I must confess something, here. I'M PATHOLOGICALLY NOSTALGIC. I can get sentimental about the freeway exit I once took to a house I used to live in. Or my mom's jar of rancid face cream that's still in her medicine cabinet, because I remember when the Avon representative was at our dining room table, in my childhood home when I was 10, selling it to her. Or an old receipt, scrap of paper, note - anything, because it's old - evidence of my life as it was years ago. I cry every time I move or leave a job. I can't throw out an old tupperware mixing/pouring pitcher because my Dad used to mix pancakes in it. Likewise the bottle of prescription ibuprofen I inherited when he died - I take it when my back hurts (Federal law prohibits this. Don't tell anyone), and get sentimental every time. I doubt I'll be able to take the last one - I'll feel an urge to make the bottle of Motrin into a shrine to my Dad. So sue me.
This fascination with the past mystifies me. But then, time mystifies me - how can I belong in a place for a while, and then not belong there? How can my home town still be there, but not be my home town? What happened to the kid I was then? The young parents mine used to be? Where did we all go? But I blather. . .
Everything nice about work started to hurt. The familiarity of the hallways, which I will be leaving. Every person who said hello and likes me, because I'll be leaving them. Larry, the old alcoholic veteran who comes in once or twice a day for some Ativan or a pain shot and some company, who sent us a Christmas card signed "Larry _____", and his medical record number. Love hurts. Attachment hurts.

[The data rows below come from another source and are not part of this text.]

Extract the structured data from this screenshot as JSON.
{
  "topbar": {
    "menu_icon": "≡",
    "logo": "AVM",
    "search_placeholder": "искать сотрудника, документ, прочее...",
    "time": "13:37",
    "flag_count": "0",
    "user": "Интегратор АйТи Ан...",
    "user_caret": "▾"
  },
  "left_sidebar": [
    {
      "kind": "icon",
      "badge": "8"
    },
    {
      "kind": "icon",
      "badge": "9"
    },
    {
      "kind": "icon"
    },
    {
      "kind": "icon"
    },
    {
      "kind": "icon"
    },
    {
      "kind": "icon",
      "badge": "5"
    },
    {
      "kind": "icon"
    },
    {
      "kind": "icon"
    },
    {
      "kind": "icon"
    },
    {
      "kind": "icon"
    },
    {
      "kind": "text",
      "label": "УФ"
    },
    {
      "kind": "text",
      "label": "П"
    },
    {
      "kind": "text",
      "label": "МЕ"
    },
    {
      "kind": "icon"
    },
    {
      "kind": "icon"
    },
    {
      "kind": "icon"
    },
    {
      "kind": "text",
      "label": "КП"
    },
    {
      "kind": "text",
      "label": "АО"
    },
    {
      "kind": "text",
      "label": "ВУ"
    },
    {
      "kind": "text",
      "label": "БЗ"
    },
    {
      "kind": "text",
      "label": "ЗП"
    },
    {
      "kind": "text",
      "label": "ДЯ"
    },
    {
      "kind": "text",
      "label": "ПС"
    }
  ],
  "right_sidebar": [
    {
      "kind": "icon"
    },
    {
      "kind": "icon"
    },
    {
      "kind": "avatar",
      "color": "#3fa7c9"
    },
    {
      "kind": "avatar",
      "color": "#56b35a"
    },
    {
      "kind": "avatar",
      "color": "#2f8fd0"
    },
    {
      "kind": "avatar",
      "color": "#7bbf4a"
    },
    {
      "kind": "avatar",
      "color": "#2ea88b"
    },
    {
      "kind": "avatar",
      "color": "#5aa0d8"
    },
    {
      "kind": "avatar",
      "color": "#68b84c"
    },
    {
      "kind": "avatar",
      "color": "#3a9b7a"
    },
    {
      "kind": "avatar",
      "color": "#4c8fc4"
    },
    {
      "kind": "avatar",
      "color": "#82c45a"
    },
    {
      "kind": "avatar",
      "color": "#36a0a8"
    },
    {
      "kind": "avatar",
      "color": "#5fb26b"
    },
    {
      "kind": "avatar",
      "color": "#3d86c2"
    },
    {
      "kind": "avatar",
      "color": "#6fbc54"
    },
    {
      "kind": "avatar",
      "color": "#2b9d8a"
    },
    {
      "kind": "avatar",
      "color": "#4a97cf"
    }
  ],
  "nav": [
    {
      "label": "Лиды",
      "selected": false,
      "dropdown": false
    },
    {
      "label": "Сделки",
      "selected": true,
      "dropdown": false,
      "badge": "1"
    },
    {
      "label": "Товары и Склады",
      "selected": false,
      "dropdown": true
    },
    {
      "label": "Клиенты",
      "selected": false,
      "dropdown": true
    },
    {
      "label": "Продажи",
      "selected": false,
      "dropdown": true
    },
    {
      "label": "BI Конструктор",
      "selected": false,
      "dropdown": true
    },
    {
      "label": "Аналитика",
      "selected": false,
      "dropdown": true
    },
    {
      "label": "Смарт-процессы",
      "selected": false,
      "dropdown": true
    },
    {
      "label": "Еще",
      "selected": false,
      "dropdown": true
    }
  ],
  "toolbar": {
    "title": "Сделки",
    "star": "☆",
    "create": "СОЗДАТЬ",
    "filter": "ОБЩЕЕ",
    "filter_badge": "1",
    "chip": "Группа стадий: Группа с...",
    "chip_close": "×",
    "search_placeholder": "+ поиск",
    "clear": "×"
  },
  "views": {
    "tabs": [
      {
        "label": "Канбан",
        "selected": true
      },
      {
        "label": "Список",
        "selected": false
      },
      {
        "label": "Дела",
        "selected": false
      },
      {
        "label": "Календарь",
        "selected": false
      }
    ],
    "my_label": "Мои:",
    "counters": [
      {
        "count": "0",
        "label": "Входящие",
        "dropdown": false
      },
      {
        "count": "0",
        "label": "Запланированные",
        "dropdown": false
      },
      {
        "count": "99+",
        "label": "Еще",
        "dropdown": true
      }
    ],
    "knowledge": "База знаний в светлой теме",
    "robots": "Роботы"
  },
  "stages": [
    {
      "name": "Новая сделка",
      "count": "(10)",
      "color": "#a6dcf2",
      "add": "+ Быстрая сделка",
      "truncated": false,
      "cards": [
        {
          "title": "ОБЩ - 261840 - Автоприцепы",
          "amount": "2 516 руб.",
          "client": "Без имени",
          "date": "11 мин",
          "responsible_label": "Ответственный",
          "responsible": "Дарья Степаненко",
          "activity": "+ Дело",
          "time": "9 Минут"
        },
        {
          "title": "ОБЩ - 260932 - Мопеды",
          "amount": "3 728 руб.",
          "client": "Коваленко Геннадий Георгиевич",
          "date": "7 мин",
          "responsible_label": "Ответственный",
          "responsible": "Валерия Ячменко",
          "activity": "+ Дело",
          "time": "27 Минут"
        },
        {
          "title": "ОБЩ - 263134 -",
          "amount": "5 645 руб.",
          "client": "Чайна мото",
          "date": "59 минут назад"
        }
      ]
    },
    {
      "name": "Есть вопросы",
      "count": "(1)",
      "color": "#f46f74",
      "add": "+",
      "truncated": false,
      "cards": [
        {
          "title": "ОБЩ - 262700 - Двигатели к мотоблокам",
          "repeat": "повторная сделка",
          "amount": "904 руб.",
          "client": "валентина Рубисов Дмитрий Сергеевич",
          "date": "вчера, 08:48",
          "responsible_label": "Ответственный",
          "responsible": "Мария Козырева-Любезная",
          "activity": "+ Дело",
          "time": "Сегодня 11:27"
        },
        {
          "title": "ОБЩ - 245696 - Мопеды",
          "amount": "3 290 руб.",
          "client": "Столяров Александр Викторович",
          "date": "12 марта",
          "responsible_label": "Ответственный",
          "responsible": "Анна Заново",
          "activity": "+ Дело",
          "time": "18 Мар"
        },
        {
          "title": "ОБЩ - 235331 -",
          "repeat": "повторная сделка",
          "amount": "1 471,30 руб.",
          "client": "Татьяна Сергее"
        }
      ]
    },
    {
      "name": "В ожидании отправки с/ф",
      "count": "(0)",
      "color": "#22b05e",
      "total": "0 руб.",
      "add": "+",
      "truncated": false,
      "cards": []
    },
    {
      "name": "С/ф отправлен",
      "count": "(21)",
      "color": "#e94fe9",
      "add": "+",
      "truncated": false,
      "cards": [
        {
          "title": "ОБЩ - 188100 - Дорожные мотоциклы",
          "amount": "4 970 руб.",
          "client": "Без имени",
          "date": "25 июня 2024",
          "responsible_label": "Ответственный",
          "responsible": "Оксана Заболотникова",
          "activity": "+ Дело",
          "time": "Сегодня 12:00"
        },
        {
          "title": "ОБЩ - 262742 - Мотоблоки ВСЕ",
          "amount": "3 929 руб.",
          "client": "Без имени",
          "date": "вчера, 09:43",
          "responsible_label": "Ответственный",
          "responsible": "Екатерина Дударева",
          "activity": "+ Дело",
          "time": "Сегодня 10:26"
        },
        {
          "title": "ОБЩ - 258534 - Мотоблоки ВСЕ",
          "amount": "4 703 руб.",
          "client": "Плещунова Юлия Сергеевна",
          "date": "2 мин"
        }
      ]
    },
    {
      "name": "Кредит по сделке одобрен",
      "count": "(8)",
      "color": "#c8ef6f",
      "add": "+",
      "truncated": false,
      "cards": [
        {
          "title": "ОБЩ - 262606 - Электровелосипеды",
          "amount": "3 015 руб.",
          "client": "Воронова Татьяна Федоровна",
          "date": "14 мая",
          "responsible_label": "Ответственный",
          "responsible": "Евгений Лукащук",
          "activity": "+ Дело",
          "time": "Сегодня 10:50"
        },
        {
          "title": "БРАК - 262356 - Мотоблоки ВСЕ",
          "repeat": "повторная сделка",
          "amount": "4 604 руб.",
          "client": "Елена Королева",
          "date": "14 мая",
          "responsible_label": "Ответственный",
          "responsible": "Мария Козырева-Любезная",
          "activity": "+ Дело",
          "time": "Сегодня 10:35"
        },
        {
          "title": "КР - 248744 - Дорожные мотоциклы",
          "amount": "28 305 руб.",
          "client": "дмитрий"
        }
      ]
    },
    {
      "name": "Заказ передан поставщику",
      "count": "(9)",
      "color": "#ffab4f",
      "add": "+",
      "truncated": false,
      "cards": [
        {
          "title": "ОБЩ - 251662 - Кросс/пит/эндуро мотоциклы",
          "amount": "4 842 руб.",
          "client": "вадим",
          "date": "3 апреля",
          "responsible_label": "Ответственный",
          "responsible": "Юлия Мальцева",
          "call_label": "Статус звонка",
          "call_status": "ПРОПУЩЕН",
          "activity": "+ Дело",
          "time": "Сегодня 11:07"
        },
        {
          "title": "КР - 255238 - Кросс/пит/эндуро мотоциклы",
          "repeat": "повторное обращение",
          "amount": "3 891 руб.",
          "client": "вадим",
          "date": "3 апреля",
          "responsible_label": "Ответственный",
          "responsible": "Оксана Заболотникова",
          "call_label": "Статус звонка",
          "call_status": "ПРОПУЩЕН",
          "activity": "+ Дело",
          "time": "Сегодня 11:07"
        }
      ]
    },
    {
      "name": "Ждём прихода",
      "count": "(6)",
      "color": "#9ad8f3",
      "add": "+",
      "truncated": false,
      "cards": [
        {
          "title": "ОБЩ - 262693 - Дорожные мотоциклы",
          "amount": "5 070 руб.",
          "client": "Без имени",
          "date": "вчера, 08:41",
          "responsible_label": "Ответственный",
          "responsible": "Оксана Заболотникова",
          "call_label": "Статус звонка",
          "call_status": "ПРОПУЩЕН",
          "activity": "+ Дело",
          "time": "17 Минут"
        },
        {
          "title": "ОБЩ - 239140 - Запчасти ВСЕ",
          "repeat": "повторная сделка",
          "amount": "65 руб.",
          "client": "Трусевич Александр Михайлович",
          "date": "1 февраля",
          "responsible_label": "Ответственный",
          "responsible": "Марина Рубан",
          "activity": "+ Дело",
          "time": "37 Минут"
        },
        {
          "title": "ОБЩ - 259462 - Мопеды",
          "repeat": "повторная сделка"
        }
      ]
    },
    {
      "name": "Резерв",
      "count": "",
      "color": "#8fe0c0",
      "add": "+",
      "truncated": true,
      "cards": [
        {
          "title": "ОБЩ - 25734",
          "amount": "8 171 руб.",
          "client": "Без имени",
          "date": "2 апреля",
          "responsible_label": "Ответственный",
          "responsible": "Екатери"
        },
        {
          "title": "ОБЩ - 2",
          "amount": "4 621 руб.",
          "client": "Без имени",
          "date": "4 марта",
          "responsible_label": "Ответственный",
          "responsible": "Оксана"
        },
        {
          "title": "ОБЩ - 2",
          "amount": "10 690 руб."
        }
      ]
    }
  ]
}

I called my sister to see how her gall bladder surgery yesterday went (fine), and cried when she asked how I was and I told her. Went back in, tried to discharge a patient, and started crying. I've never done that before; I said "I'm sorry - I just got some bad news" (I didn't say what. I think I may have sounded noble.) The young woman, who had the flu and was wearing a mask, said "Mom, I'm sick - give her a hug," and Mom geve me a wonderful, obese, all-encompassing hug and told me about a fire last weekend that burned their family house to the ground. I felt better - knowing how much worse things could be, seeing the capacity for kindness that runs rampant in "ordinary fucking people" (as the guy in Repo Man said, I think). We hugged again and said goodbye, wishing each other luck.
Mike, one of my buddies there, told me about his ambulance that had just arrived - a young girl with a blood alcohol of 0.30, who had been found by the river with her pants pulled down, raped, obviously, and left there like that. And I thought of my own daughter, brilliant and not remotely interested in substances, going to college, making funny silent movies, going to Young Democrats conventions because she's so damned smart and funny and lovable. And she's OK. She's not in a river bed, raped.
How do you make sense out of this life? Such beauty and such nastiness, kindness and danger, love and loss all sitting side by side, like they all own the place. Dunno, OS pals. Dunno.